The above trends can be set beside the creation of large linear boundaries at this time, notably on the Wolds, and the indications of more permanent settlement in several parts of the region. Together, they imply more intensive exploitation of the landscape and perhaps an increased population overall. Patterning of Late Bronze Age evidence aligns itself quite closely with that of the early Iron Age, a trend given further support by the fact that Bronze Age type sites such as Staple Howe can now be shown to continue well into the first millennium bc (Manby et al 2003b), something, as noted above, also supported by palaeoenvironmental evidence. What we might be seeing is the creation of large 'territorial' units, subsequently filled out by more focused field systems. None of this, however, seems to correlate in any meaningful way with transitions between Neolithic period and Bronze Age, or Bronze Age and Iron Age.
Equally significant implications can be drawn from studying the 'provably' vs. 'possibly' Iron Age data (Figures 16a and 16b respectively). The distribution of the former exhibits many of the characteristics noted previously as being typical of the Yorkshire region as a whole: a marked concentration in the eastern half, specifically the Yorkshire Wolds; another, less extensive concentration in the western uplands of the (North) Yorkshire Dales; sparse distributions in the Vale of Mowbray and in West Yorkshire; and areas of near or total absence in the North York Moors, the eastern Yorkshire Dales, the western uplands of West Yorkshire, the central Vale of York, and much of South Yorkshire. When this distribution is compared with possible activity of that period, the picture is transformed. Not only has the density of data points across the region increased almost fourfold and previously noted concentrations reinforced, further densities appear on the Magnesian Limestone belt in West and South Yorkshire, in the Vale of Mowbray and, in particular, on the North York Moors, together with localised clusters in the eastern Dales and the West Yorkshire uplands. Which pattern should be used to interpret Yorkshire's Iron Age is unclear. Presumably its real extent, as far as current evidence is concerned, lies somewhere between the two. The issue is how we approach the task of defining the true position on this spectrum of possibilities.

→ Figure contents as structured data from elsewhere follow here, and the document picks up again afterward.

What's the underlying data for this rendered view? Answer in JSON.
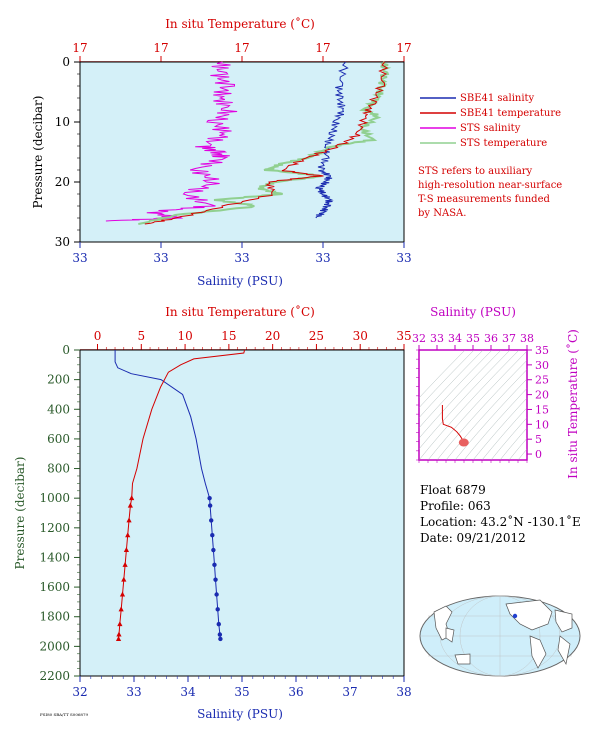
{
  "colors": {
    "salinity": "#1a2bb0",
    "temperature": "#d40000",
    "sts_salinity": "#e000e0",
    "sts_temperature": "#90d090",
    "plot_bg": "#d4f0f8",
    "axis_red": "#d40000",
    "axis_blue": "#1a2bb0",
    "axis_green": "#2a5a2a",
    "axis_magenta": "#c000c0"
  },
  "chart_data": [
    {
      "id": "near-surface",
      "type": "line",
      "top_axis_title": "In situ Temperature (˚C)",
      "top_ticks": [
        "17",
        "17",
        "17",
        "17",
        "17"
      ],
      "bottom_axis_title": "Salinity (PSU)",
      "bottom_ticks": [
        "33",
        "33",
        "33",
        "33",
        "33"
      ],
      "ylabel": "Pressure (decibar)",
      "y_ticks": [
        "0",
        "10",
        "20",
        "30"
      ],
      "ylim": [
        0,
        30
      ],
      "legend": [
        {
          "name": "SBE41 salinity",
          "color": "#1a2bb0"
        },
        {
          "name": "SBE41 temperature",
          "color": "#d40000"
        },
        {
          "name": "STS salinity",
          "color": "#e000e0"
        },
        {
          "name": "STS temperature",
          "color": "#90d090"
        }
      ],
      "note": [
        "STS refers to auxiliary",
        "high-resolution near-surface",
        "T-S measurements funded",
        "by NASA."
      ],
      "series": [
        {
          "name": "SBE41 salinity",
          "x_frac": [
            0.82,
            0.8,
            0.8,
            0.81,
            0.79,
            0.78,
            0.76,
            0.76,
            0.74,
            0.77,
            0.76,
            0.74,
            0.75,
            0.77,
            0.76,
            0.75,
            0.73
          ],
          "p": [
            0,
            4,
            6,
            8,
            10,
            12,
            14,
            16,
            18,
            19,
            20,
            21,
            22,
            23,
            24,
            25,
            26
          ]
        },
        {
          "name": "STS salinity",
          "x_frac": [
            0.44,
            0.43,
            0.45,
            0.43,
            0.46,
            0.42,
            0.45,
            0.38,
            0.42,
            0.44,
            0.36,
            0.42,
            0.33,
            0.4,
            0.22,
            0.3,
            0.08
          ],
          "p": [
            0,
            2,
            4,
            6,
            8,
            10,
            12,
            14,
            15,
            16,
            18,
            20,
            22,
            24,
            25,
            26,
            26.5
          ]
        },
        {
          "name": "STS temperature",
          "x_frac": [
            0.94,
            0.94,
            0.93,
            0.92,
            0.88,
            0.92,
            0.87,
            0.9,
            0.78,
            0.7,
            0.62,
            0.58,
            0.75,
            0.6,
            0.55,
            0.62,
            0.42,
            0.55,
            0.3,
            0.18
          ],
          "p": [
            0,
            2,
            4,
            6,
            8,
            9,
            11,
            13,
            14,
            16,
            17,
            18,
            19,
            20,
            21,
            22,
            23,
            24,
            25.5,
            27
          ]
        },
        {
          "name": "SBE41 temperature",
          "x_frac": [
            0.94,
            0.93,
            0.9,
            0.88,
            0.86,
            0.8,
            0.7,
            0.62,
            0.74,
            0.58,
            0.6,
            0.45,
            0.3,
            0.2
          ],
          "p": [
            0,
            4,
            7,
            9,
            12,
            14,
            16,
            18,
            19,
            20,
            22,
            24,
            26,
            27
          ]
        }
      ]
    },
    {
      "id": "full-profile",
      "type": "line",
      "top_axis_title": "In situ Temperature (˚C)",
      "top_ticks": [
        "0",
        "5",
        "10",
        "15",
        "20",
        "25",
        "30",
        "35"
      ],
      "xlim_temperature": [
        -2,
        35
      ],
      "bottom_axis_title": "Salinity (PSU)",
      "bottom_ticks": [
        "32",
        "33",
        "34",
        "35",
        "36",
        "37",
        "38"
      ],
      "xlim_salinity": [
        32,
        38
      ],
      "ylabel": "Pressure (decibar)",
      "y_ticks": [
        "0",
        "200",
        "400",
        "600",
        "800",
        "1000",
        "1200",
        "1400",
        "1600",
        "1800",
        "2000",
        "2200"
      ],
      "ylim": [
        0,
        2200
      ],
      "series": [
        {
          "name": "Salinity",
          "x": [
            32.65,
            32.65,
            32.7,
            32.95,
            33.5,
            33.9,
            34.05,
            34.15,
            34.25,
            34.32,
            34.4,
            34.41,
            34.43,
            34.45,
            34.47,
            34.49,
            34.51,
            34.53,
            34.55,
            34.57,
            34.59,
            34.6
          ],
          "p": [
            0,
            80,
            120,
            160,
            200,
            300,
            450,
            600,
            800,
            900,
            1000,
            1050,
            1150,
            1250,
            1350,
            1450,
            1550,
            1650,
            1750,
            1850,
            1920,
            1950
          ]
        },
        {
          "name": "Temperature",
          "x": [
            16.8,
            16.7,
            11,
            9.5,
            8.1,
            7.2,
            6.2,
            5.2,
            4.5,
            4.0,
            3.9,
            3.75,
            3.6,
            3.45,
            3.3,
            3.15,
            3.0,
            2.85,
            2.7,
            2.55,
            2.45,
            2.4
          ],
          "p": [
            0,
            20,
            60,
            100,
            150,
            250,
            400,
            600,
            800,
            900,
            1000,
            1050,
            1150,
            1250,
            1350,
            1450,
            1550,
            1650,
            1750,
            1850,
            1920,
            1950
          ]
        }
      ]
    },
    {
      "id": "ts-diagram",
      "type": "scatter",
      "top_axis_title": "Salinity (PSU)",
      "top_ticks": [
        "32",
        "33",
        "34",
        "35",
        "36",
        "37",
        "38"
      ],
      "xlim": [
        32,
        38
      ],
      "right_axis_title": "In situ Temperature (˚C)",
      "right_ticks": [
        "0",
        "5",
        "10",
        "15",
        "20",
        "25",
        "30",
        "35"
      ],
      "ylim": [
        -2,
        35
      ],
      "trace": {
        "x": [
          33.3,
          33.3,
          33.35,
          33.8,
          34.1,
          34.3,
          34.45,
          34.6
        ],
        "y": [
          16.5,
          12,
          10,
          9,
          7.5,
          6,
          4.5,
          3.2
        ]
      }
    }
  ],
  "float_info": {
    "float": "Float  6879",
    "profile": "Profile:  063",
    "location": "Location:  43.2˚N  -130.1˚E",
    "date": "Date:  09/21/2012"
  },
  "footer_text": "FSI80 SBA/TT S006879"
}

As implied by the previous argument, a critical issue here is the tracking of agricultural development and the accompanying systems of landholding. When one narrows the functional focus of our distributions by considering just provably Iron Age Enclosures (Figure 17a) in relation to all possible Iron Age Enclosures (Figure 17b), very marked differences in their scale, density and distribution are readily apparent. Each has major implications for the nature and development of agrarian production, and thus social organisation, at the time. In some areas, for example sections of the western Yorkshire Dales, the two distributions are virtually identical, elsewhere they are notably different. Some encounters have been assigned a period with more confidence than others, but whether this confidence is well placed is another matter. Dating on the basis of general ideas about monument morphology as seen from the air can only be confirmed by detailed investigation on the ground.